Jeffrey Gundlach Sees Triple-Digit Upside in This Commodity
This commodity has been soaring.
Last year, I pounded the table about the benefits of investing in gold and gold mining stocks. The industry, I argued, represented a huge bargain and patient investors would soon be rewarded.
That thesis has started to play out. Over the past year, gold prices have rallied 15%. That makes the commodity one of the best-performing investments in the world right now.
And now it seems that even Wall Street has caught on.
For example, last month, billionaire hedge fund manager Jeffrey Gundlach made a startling announcement.
“I am certainly long [on] gold,” Gundlach explained during an investor webcast. (Source: ‘I Am Certainly Long Gold’: Bond King Gundlach On 2019 Being Opposite Of 2018, Kitco, June 18, 2019.)
He added, “Gold and commodities broadly should benefit this year, although I worry about the economic scenario for industrial commodities.”
And he’s not the only one. Just recently, legendary investor Paul Tudor Jones said that gold is his favorite trade for the next year or two. (Source: “Gold Is Paul Tudor Jones’s Favorite Trade for Next 12-24 Months,” Bloomberg, June 12, 2019.)
Other hedge fund managers, including Ray Dalio, David Einhorn, and John Paulson, have also started building gold positions.

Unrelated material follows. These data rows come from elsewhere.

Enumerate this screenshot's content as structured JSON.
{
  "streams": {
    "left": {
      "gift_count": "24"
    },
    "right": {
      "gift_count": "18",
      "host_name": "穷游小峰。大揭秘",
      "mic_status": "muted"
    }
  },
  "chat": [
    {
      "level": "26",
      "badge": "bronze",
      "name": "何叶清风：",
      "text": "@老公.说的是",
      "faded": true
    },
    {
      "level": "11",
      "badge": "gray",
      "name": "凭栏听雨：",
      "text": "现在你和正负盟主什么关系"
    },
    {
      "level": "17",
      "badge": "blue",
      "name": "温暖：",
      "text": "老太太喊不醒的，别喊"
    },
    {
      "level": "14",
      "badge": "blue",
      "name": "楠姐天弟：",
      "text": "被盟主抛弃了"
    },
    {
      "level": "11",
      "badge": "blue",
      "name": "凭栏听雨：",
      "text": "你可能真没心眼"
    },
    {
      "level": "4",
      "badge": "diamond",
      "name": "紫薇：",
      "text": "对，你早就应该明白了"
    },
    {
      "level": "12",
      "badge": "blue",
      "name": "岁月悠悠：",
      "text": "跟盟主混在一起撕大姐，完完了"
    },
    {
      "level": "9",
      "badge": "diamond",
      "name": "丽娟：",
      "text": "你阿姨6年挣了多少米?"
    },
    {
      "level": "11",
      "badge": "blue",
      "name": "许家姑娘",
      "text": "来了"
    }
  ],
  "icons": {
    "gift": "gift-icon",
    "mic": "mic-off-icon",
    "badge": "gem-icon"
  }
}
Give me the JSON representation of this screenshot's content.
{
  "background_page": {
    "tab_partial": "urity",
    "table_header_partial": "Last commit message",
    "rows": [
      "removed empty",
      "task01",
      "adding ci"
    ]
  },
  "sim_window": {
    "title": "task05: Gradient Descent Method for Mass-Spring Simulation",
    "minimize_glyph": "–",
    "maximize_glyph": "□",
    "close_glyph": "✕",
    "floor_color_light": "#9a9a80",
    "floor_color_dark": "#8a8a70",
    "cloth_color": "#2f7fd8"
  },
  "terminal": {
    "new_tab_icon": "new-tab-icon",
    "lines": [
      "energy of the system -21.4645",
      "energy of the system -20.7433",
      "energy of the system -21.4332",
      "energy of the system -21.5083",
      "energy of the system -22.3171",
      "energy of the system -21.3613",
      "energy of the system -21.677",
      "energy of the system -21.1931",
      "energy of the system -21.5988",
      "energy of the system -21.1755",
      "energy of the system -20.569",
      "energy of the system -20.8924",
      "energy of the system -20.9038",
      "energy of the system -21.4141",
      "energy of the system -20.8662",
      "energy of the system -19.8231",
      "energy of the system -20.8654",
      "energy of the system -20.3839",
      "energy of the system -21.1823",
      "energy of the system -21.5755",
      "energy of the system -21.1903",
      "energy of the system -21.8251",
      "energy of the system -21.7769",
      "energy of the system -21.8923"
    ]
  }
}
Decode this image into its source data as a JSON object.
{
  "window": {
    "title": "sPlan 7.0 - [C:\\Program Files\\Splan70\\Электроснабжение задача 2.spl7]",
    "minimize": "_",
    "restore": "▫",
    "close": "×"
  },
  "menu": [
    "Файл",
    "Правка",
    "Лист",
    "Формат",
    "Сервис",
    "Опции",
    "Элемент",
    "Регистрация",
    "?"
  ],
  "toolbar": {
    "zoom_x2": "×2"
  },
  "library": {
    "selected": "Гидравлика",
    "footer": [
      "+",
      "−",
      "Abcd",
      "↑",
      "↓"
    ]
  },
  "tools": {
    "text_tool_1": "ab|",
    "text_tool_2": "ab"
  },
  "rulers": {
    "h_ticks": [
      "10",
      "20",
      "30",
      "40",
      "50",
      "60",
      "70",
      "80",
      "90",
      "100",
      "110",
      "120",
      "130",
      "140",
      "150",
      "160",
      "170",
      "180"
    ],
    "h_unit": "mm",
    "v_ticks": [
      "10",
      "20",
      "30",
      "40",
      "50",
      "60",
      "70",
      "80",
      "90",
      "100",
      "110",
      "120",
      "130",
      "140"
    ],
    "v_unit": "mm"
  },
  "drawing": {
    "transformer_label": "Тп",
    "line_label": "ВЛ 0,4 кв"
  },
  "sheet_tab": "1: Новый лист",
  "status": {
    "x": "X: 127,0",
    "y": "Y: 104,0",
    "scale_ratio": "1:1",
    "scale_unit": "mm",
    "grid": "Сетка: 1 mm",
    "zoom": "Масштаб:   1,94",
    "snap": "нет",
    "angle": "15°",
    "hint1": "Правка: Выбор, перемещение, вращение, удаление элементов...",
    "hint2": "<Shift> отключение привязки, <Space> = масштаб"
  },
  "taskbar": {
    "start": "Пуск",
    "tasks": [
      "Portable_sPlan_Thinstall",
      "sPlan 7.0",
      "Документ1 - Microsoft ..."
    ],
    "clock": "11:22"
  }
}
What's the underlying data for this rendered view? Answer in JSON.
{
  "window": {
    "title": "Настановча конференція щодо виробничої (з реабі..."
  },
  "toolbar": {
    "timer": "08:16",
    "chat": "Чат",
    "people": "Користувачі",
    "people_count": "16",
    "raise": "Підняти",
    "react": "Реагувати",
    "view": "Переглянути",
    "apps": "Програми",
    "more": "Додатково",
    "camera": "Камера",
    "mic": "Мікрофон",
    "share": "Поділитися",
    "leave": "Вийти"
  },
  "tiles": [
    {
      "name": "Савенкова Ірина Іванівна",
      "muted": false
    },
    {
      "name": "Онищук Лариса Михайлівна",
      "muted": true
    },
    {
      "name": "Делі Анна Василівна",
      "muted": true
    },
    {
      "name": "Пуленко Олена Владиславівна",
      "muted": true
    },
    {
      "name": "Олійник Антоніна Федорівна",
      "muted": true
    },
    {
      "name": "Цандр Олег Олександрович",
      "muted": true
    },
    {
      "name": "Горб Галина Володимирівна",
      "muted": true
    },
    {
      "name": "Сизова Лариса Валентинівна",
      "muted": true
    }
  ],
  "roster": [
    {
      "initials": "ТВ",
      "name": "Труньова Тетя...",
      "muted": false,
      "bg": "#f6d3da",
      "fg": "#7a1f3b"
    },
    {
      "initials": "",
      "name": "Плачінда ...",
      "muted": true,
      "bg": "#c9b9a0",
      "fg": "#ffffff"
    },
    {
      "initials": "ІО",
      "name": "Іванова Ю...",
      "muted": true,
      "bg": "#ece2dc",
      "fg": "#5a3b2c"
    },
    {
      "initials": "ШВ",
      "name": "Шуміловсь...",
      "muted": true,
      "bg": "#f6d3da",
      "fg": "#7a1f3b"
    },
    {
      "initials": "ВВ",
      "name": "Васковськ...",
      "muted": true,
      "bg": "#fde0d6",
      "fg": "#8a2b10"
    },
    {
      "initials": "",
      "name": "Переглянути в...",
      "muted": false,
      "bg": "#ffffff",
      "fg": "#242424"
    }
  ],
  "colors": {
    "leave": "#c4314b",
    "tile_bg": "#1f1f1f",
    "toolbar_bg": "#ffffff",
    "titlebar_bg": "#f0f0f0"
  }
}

Jeffrey Gundlach, who oversees more than $130.0 billion in investment assets, has good reason to be bullish.
Gold remains cheap, first off. After a five-year bear market, the commodity trades at its lowest price relative to the Dow Jones Industrial Average since the tech bubble in the 2000s. The last time this happened, gold investors earned triple-digit returns over the next five years.
Several catalysts could put a fresh bid underneath gold prices. Traders have sought a safe haven in gold amid tensions with Iran, protests in Hong Kong, and trade-war uncertainty. Investors also have to weigh the risk of a no-deal Brexit, a possible outcome to watch for later this fall.
The real upside for gold, however, could come from interest rates. Recent reports show a definite slowdown in the U.S. economy. That, Jeffrey Gundlach believes, could force the Federal Reserve to slash the overnight rate this summer.
I often describe gold as a currency that doesn’t pay interest. Investors’ interest in the commodity depends on the opportunity cost of holding it.
If real interest rates rise, traders would rather park their money elsewhere. But if real interest rates fall (a scenario we’re seeing play out right now), gold suddenly becomes a much more attractive asset.
Chart courtesy of StockCharts.com
So how can income investors cash in?
I generally don’t like parking money in a commodity that doesn’t pay interest or dividends. Investors should also tread carefully with gold mining stocks because tight margins don’t lead to the best long-term returns.
I do, however, like gold royalty companies like Royal Gold, Inc. (NASDAQ:RGLD), Franco Nevada Corp (NYSE:FNV), and Wheaton Precious Metals Corp (NYSE:WPM). These companies front producers the cash they need to build new mines then collect ongoing royalties from those projects.
I love this business model, which I covered in more detail here. These firms generate far better margins than traditional mining operations with much less risk. And because these businesses are so profitable, they often pay tidy dividends to shareholders.
Bottom line: For the past year, I’ve called gold one of the last cheap assets. And now it seems that Wall Street has started to catch on. I suggest giving this industry a look right away.